Anyway, the internationals come from many different countries which gives me a smörgåsbord of different takes on English. I just love it.
The same goes for the exchange student-group. We have students from all around the world. Brazil, Canada, China, France, Norway, The Netherlands, Portugal, Germany, etc. It is wonderful to see how English sounds and is used from all of these different aspects. We all have different levels of English proficiency which is great for me as a future teacher, because I can practice listening in a real life set, where I have to do that in order to fully understand. In a Swedish context, I would not be able to do the same thing.
Lastly, for those of you who still worry about “the fluently speaking English person”. Yes, I have those around me as well. My professors are American, American-Chinese, South African, Australian, and Macanese. So worry not.

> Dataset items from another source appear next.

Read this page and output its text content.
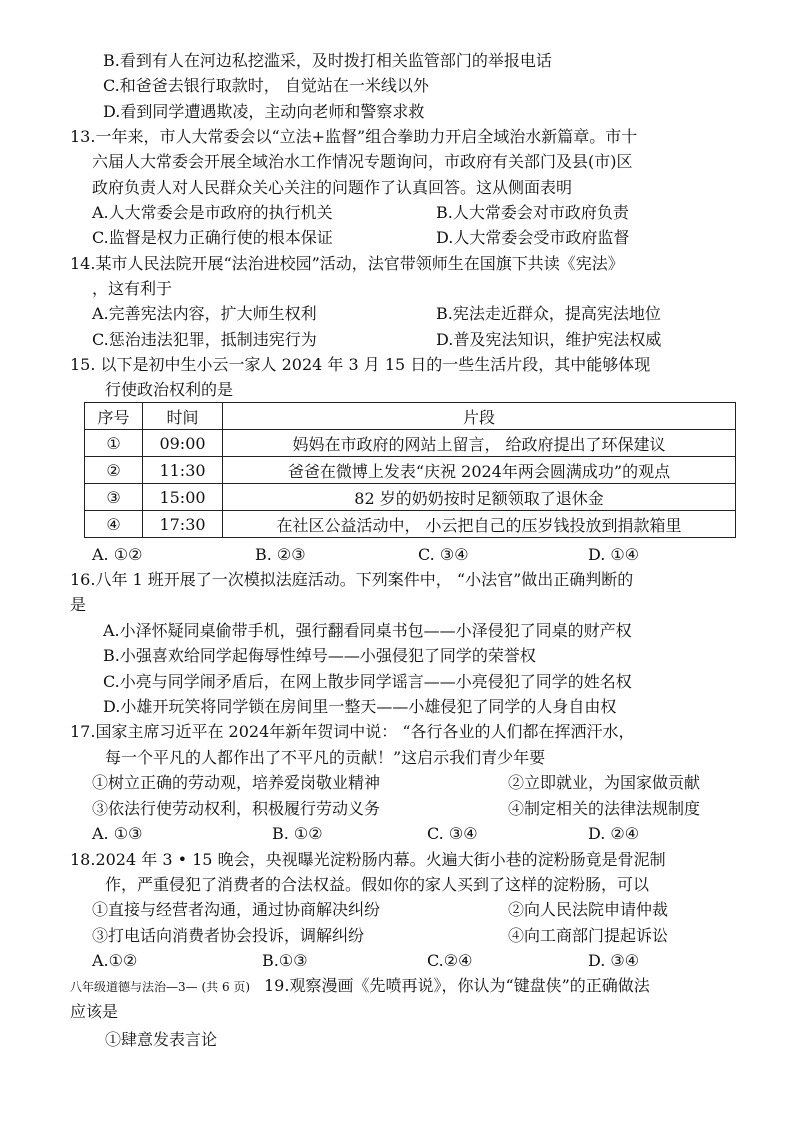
B.看到有人在河边私挖滥采，及时拨打相关监管部门的举报电话
C.和爸爸去银行取款时， 自觉站在一米线以外
D.看到同学遭遇欺凌，主动向老师和警察求救
13.一年来，市人大常委会以“立法+监督”组合拳助力开启全域治水新篇章。市十
六届人大常委会开展全域治水工作情况专题询问，市政府有关部门及县(市)区
政府负责人对人民群众关心关注的问题作了认真回答。这从侧面表明
A.人大常委会是市政府的执行机关	B.人大常委会对市政府负责
C.监督是权力正确行使的根本保证	D.人大常委会受市政府监督
14.某市人民法院开展“法治进校园”活动，法官带领师生在国旗下共读《宪法》
，这有利于
A.完善宪法内容，扩大师生权利	B.宪法走近群众，提高宪法地位
C.惩治违法犯罪，抵制违宪行为	D.普及宪法知识，维护宪法权威
15. 以下是初中生小云一家人 2024 年 3 月 15 日的一些生活片段，其中能够体现
行使政治权利的是
序号	时间	片段
①	09:00	妈妈在市政府的网站上留言， 给政府提出了环保建议
②	11:30	爸爸在微博上发表“庆祝 2024年两会圆满成功”的观点
③	15:00	82 岁的奶奶按时足额领取了退休金
④	17:30	在社区公益活动中， 小云把自己的压岁钱投放到捐款箱里
A. ①②	B. ②③	C. ③④	D. ①④
16.八年 1 班开展了一次模拟法庭活动。下列案件中， “小法官”做出正确判断的
是
A.小泽怀疑同桌偷带手机，强行翻看同桌书包——小泽侵犯了同桌的财产权
B.小强喜欢给同学起侮辱性绰号——小强侵犯了同学的荣誉权
C.小亮与同学闹矛盾后，在网上散步同学谣言——小亮侵犯了同学的姓名权
D.小雄开玩笑将同学锁在房间里一整天——小雄侵犯了同学的人身自由权
17.国家主席习近平在 2024年新年贺词中说： “各行各业的人们都在挥洒汗水，
每一个平凡的人都作出了不平凡的贡献！”这启示我们青少年要
①树立正确的劳动观，培养爱岗敬业精神	②立即就业，为国家做贡献
③依法行使劳动权利，积极履行劳动义务	④制定相关的法律法规制度
A. ①③	B. ①②	C. ③④	D. ②④
18.2024 年 3 • 15 晚会，央视曝光淀粉肠内幕。火遍大街小巷的淀粉肠竟是骨泥制
作，严重侵犯了消费者的合法权益。假如你的家人买到了这样的淀粉肠，可以
①直接与经营者沟通，通过协商解决纠纷	②向人民法院申请仲裁
③打电话向消费者协会投诉，调解纠纷	④向工商部门提起诉讼
A.①②	B.①③	C.②④	D. ③④
八年级道德与法治—3— (共 6 页) 19.观察漫画《先喷再说》，你认为“键盘侠”的正确做法
应该是
①肆意发表言论
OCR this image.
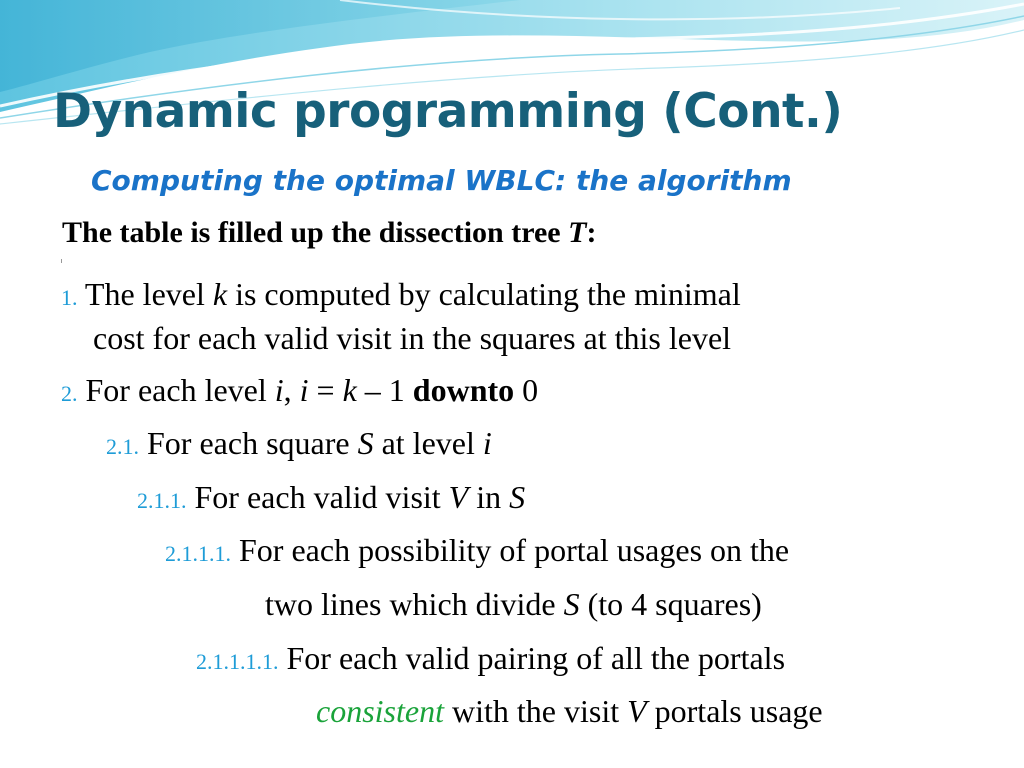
Dynamic programming (Cont.)
Computing the optimal WBLC: the algorithm

The table is filled up the dissection tree T:

1. The level k is computed by calculating the minimal
cost for each valid visit in the squares at this level
2. For each level i, i = k – 1 downto 0
2.1. For each square S at level i
2.1.1. For each valid visit V in S
2.1.1.1. For each possibility of portal usages on the
two lines which divide S (to 4 squares)
2.1.1.1.1. For each valid pairing of all the portals
consistent with the visit V portals usage
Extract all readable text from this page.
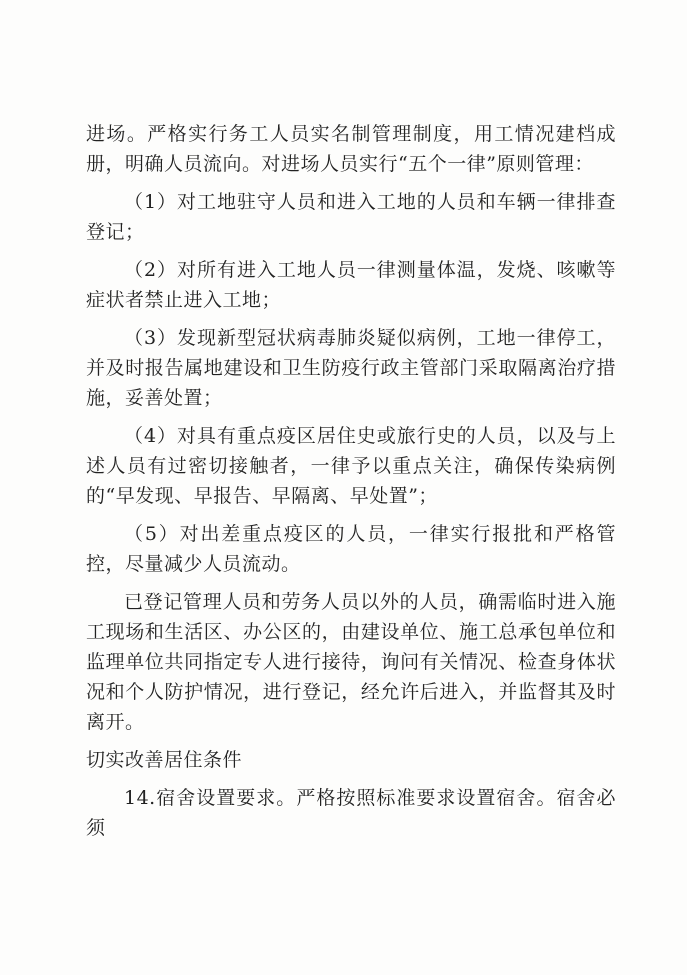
进场。严格实行务工人员实名制管理制度，用工情况建档成册，明确人员流向。对进场人员实行“五个一律”原则管理：

（1）对工地驻守人员和进入工地的人员和车辆一律排查登记；

（2）对所有进入工地人员一律测量体温，发烧、咳嗽等症状者禁止进入工地；

（3）发现新型冠状病毒肺炎疑似病例，工地一律停工，并及时报告属地建设和卫生防疫行政主管部门采取隔离治疗措施，妥善处置；

（4）对具有重点疫区居住史或旅行史的人员，以及与上述人员有过密切接触者，一律予以重点关注，确保传染病例的“早发现、早报告、早隔离、早处置”；

（5）对出差重点疫区的人员，一律实行报批和严格管控，尽量减少人员流动。

已登记管理人员和劳务人员以外的人员，确需临时进入施工现场和生活区、办公区的，由建设单位、施工总承包单位和监理单位共同指定专人进行接待，询问有关情况、检查身体状况和个人防护情况，进行登记，经允许后进入，并监督其及时离开。

切实改善居住条件

14.宿舍设置要求。严格按照标准要求设置宿舍。宿舍必须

I am around very academic English all the time, I am reading books which cover the whole spectrum of Classic English.
This is the best option to sharpen my knowledge, not in my fluency in speech, but to understand. To listen and to ask the right types of questions. To hold conversations in a completely different way than what I am used to.
After all, Sweden is a multi-cultural country and my classroom will not only contain of Swedish learners. It will consist of learners from around the world, and I need to know how to teach them in the best possible way, with their linguistic background taken in consideration.